Die belangte Behörde legte die Akten des Verwaltungsverfahrens vor und erstattete - ebenso wie die erstmitbeteiligte Partei - eine Gegenschrift mit dem Antrag, die Beschwerde kostenpflichtig abzuweisen. Die Beschwerdeführer erstatteten eine Gegenäußerung.
Der Verwaltungsgerichtshof hat erwogen:
Gemäß § 92 Abs. 1 Z. 1 der NÖ Bauordnung 1976 bedarf u.a. der Neubau von Gebäuden einer Bewilligung der Baubehörde. Gemäß § 100 Abs. 2 leg. cit. ist die beantragte Baubewilligung dann zu versagen, wenn durch die Ausführung des Vorhabens u.a. die Bestimmungen des NÖ Raumordnungsgesetzes, LGBl. 8000, verletzt werden.
Maßgebend ist also, ob das hier zu beurteilende Nebengebäude mit dem - teilweisen - Verwendungszweck als Hühnerstall für neun Hühner und einen Hahn mit der Widmung "Bauland-Wohngebiet" des hier anzuwendenen NÖ Raumordnungsgesetzes, LGBl. 8000-9 (ROG), zu vereinbaren ist oder nicht.
Gemäß § 16 Abs. 1 Z. 1 ROG sind Wohngebiete für Wohngebäude und die dem täglichen Bedarf der dort wohnenden Bevölkerung dienenden Gebäude sowie für Betriebe bestimmt, welche keine das örtlich zumutbare Ausmaß übersteigende Lärm- und Geruchsbelästigung sowie sonstige schädliche Einwirkungen für die Umgebung verursachen können. Gemäß § 16 Abs. 3 leg. cit. dürfen im Bauland Gebäude, Bauwerke und Anlagen für Betriebe zur Versorgung der Bevölkerung mit Gütern und Dienstleistungen des täglichen Bedarfes errichtet werden.

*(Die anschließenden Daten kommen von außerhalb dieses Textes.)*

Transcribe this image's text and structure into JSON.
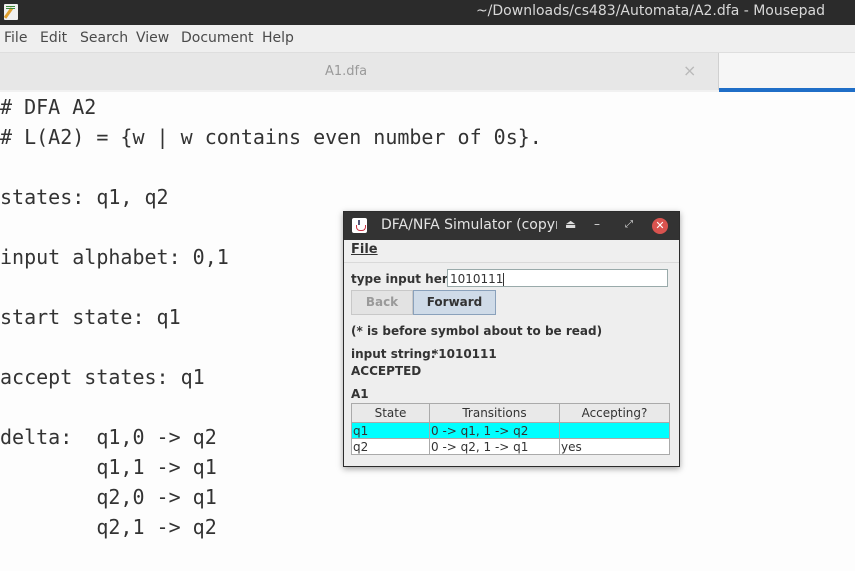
{
  "window": {
    "title": "~/Downloads/cs483/Automata/A2.dfa - Mousepad"
  },
  "menubar": {
    "items": [
      "File",
      "Edit",
      "Search",
      "View",
      "Document",
      "Help"
    ]
  },
  "tabs": {
    "first": {
      "label": "A1.dfa",
      "close": "×"
    }
  },
  "editor": {
    "lines": [
      "# DFA A2",
      "# L(A2) = {w | w contains even number of 0s}.",
      "",
      "states: q1, q2",
      "",
      "input alphabet: 0,1",
      "",
      "start state: q1",
      "",
      "accept states: q1",
      "",
      "delta:  q1,0 -> q2",
      "        q1,1 -> q1",
      "        q2,0 -> q1",
      "        q2,1 -> q2"
    ]
  },
  "simulator": {
    "title": "DFA/NFA Simulator (copyrigl",
    "menu_file": "File",
    "input_label": "type input here:",
    "input_value": "1010111",
    "back_label": "Back",
    "forward_label": "Forward",
    "hint": "(* is before symbol about to be read)",
    "input_string_label": "input string:",
    "input_string_value": "*1010111",
    "status": "ACCEPTED",
    "automaton_name": "A1",
    "table": {
      "headers": [
        "State",
        "Transitions",
        "Accepting?"
      ],
      "rows": [
        {
          "state": "q1",
          "transitions": "0 -> q1, 1 -> q2",
          "accepting": ""
        },
        {
          "state": "q2",
          "transitions": "0 -> q2, 1 -> q1",
          "accepting": "yes"
        }
      ]
    },
    "colors": {
      "current_row": "#00ffff",
      "close_button": "#d9534f"
    }
  }
}
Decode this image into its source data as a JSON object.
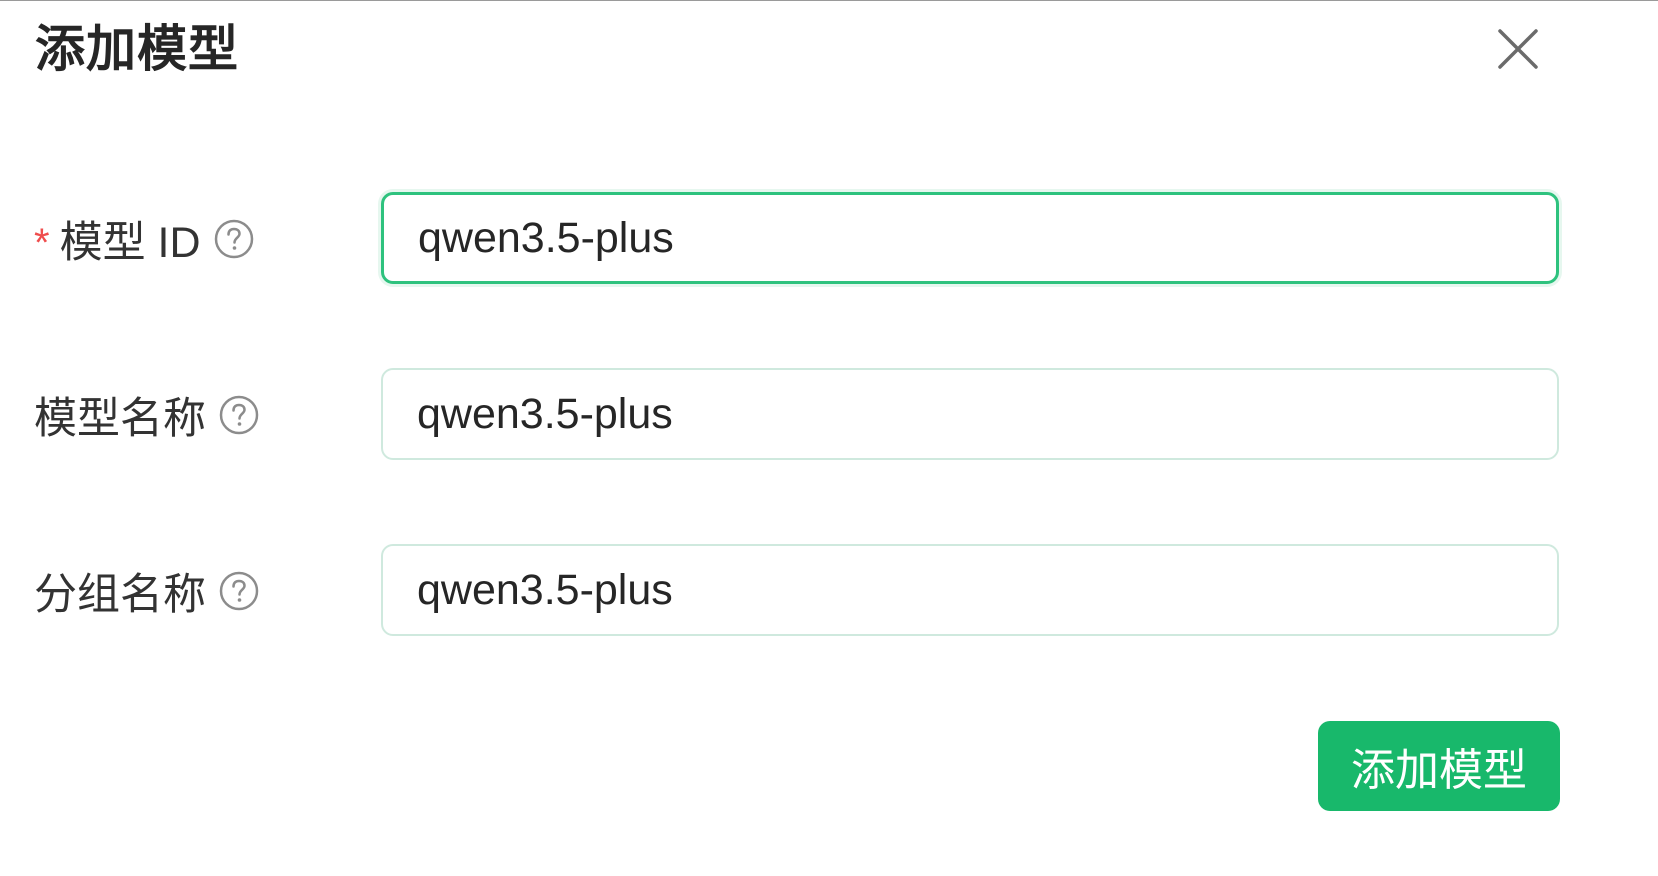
{
  "dialog": {
    "title": "添加模型",
    "close_icon": "close-icon"
  },
  "form": {
    "fields": [
      {
        "label": "模型 ID",
        "required": true,
        "required_mark": "*",
        "value": "qwen3.5-plus",
        "help_icon": "question-circle-icon",
        "focused": true
      },
      {
        "label": "模型名称",
        "required": false,
        "value": "qwen3.5-plus",
        "help_icon": "question-circle-icon",
        "focused": false
      },
      {
        "label": "分组名称",
        "required": false,
        "value": "qwen3.5-plus",
        "help_icon": "question-circle-icon",
        "focused": false
      }
    ],
    "submit_label": "添加模型"
  },
  "colors": {
    "primary": "#18b86b",
    "focus_border": "#2ec27e",
    "input_border": "#cfe9de",
    "required_mark": "#ef4d4d",
    "text": "#333333"
  }
}
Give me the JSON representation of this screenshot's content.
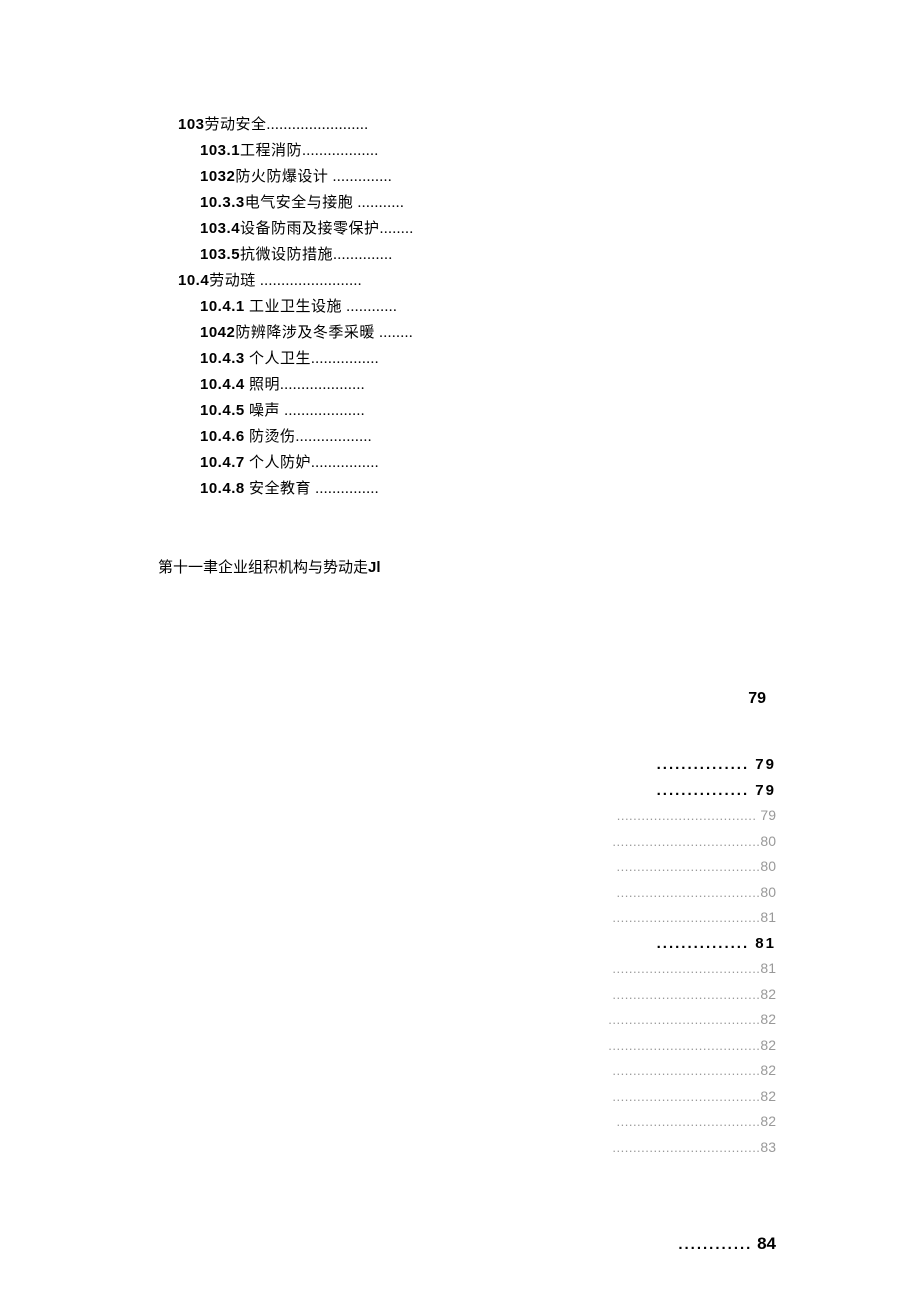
{
  "toc_upper": [
    {
      "lvl": 1,
      "num": "103",
      "txt": "劳动安全",
      "dots": "........................"
    },
    {
      "lvl": 2,
      "num": "103.1",
      "txt": "工程消防",
      "dots": ".................."
    },
    {
      "lvl": 2,
      "num": "1032",
      "txt": "防火防爆设计",
      "dots": " .............."
    },
    {
      "lvl": 2,
      "num": "10.3.3",
      "txt": "电气安全与接胞",
      "dots": " ..........."
    },
    {
      "lvl": 2,
      "num": "103.4",
      "txt": "设备防雨及接零保护",
      "dots": "........"
    },
    {
      "lvl": 2,
      "num": "103.5",
      "txt": "抗微设防措施",
      "dots": ".............."
    },
    {
      "lvl": 1,
      "num": "10.4",
      "txt": "劳动琏",
      "dots": " ........................"
    },
    {
      "lvl": 2,
      "num": "10.4.1",
      "txt": "  工业卫生设施",
      "dots": " ............"
    },
    {
      "lvl": 2,
      "num": "1042",
      "txt": "防辨降涉及冬季采暖",
      "dots": " ........"
    },
    {
      "lvl": 2,
      "num": "10.4.3",
      "txt": "  个人卫生",
      "dots": "................"
    },
    {
      "lvl": 2,
      "num": "10.4.4",
      "txt": "  照明",
      "dots": "...................."
    },
    {
      "lvl": 2,
      "num": "10.4.5",
      "txt": "  噪声",
      "dots": " ..................."
    },
    {
      "lvl": 2,
      "num": "10.4.6",
      "txt": "  防烫伤",
      "dots": ".................."
    },
    {
      "lvl": 2,
      "num": "10.4.7",
      "txt": "  个人防妒",
      "dots": "................"
    },
    {
      "lvl": 2,
      "num": "10.4.8",
      "txt": "  安全教育",
      "dots": " ..............."
    }
  ],
  "chapter_line": {
    "prefix": "第十一聿企业组积机构与势动走",
    "suffix": "Jl"
  },
  "page_top": "79",
  "toc_right": [
    {
      "style": "bold",
      "dots": "...............",
      "page": " 79"
    },
    {
      "style": "bold",
      "dots": "...............",
      "page": " 79"
    },
    {
      "style": "light",
      "dots": "..................................",
      "page": " 79"
    },
    {
      "style": "light",
      "dots": "....................................",
      "page": "80"
    },
    {
      "style": "light",
      "dots": "...................................",
      "page": "80"
    },
    {
      "style": "light",
      "dots": "...................................",
      "page": "80"
    },
    {
      "style": "light",
      "dots": "....................................",
      "page": "81"
    },
    {
      "style": "bold",
      "dots": "...............",
      "page": " 81"
    },
    {
      "style": "light",
      "dots": "....................................",
      "page": "81"
    },
    {
      "style": "light",
      "dots": "....................................",
      "page": "82"
    },
    {
      "style": "light",
      "dots": ".....................................",
      "page": "82"
    },
    {
      "style": "light",
      "dots": ".....................................",
      "page": "82"
    },
    {
      "style": "light",
      "dots": "....................................",
      "page": "82"
    },
    {
      "style": "light",
      "dots": "....................................",
      "page": "82"
    },
    {
      "style": "light",
      "dots": "...................................",
      "page": "82"
    },
    {
      "style": "light",
      "dots": "....................................",
      "page": "83"
    }
  ],
  "bottom_page": {
    "dots": "............",
    "page": " 84"
  }
}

Ob ein Gebäude dem "täglichen Bedarf" dient, hängt nicht davon ab, ob die darin erzeugten Produkte täglich benötigt werden. Für die Beurteilung, ob ein Betrieb der Versorgung der Bevölkerung mit Gütern des täglichen Bedarfes dient, kommt es auf die Verkehrsanschauung an (vgl. hiezu das hg. Erkenntnis vom , Zl. 84/05/0180). Die Beschwerdeführer gehen selbst davon aus, daß es sich bei dem hier zu beurteilenden Stallgebäude im Zusammenhang mit dem Halten von neun Hühnern und einem Hahn um keinen Betrieb im Sinne des § 16 Abs. 1 Z. 1 ROG handelt, sie versuchen jedoch darzutun, daß das zu bewilligende Nebengebäude mit teilweiser Verwendung als Hühnerstall "dem täglichen Bedarf der dort wohnenden Bevölkerung" dient. Entscheidend ist hiebei jedoch der tatsächliche tägliche Bedarf der Bevölkerung, nicht aber ein sonstiger Bedarf. Bei der Auslegung des Begriffes "täglicher Bedarf" kommt es nicht auf den konkreten Bedarf eines einzelnen Bewohners an, sondern auf den täglichen Bedarf der im Wohngebiet wohnenden Menschen, wie durch den Ausdruck Bevölkerung hinreichend klargestellt ist (vgl. hiezu das hg. Erkenntnis vom , Zl. 91/05/0080). Da ein solcher täglicher Bedarf der Bevölkerung nach dem hier zu beurteilenden Gebäude mit dem feststehenden Verwendungszweck nicht besteht, ist ein solches Gebäude im Wohngebiet nicht zulässig.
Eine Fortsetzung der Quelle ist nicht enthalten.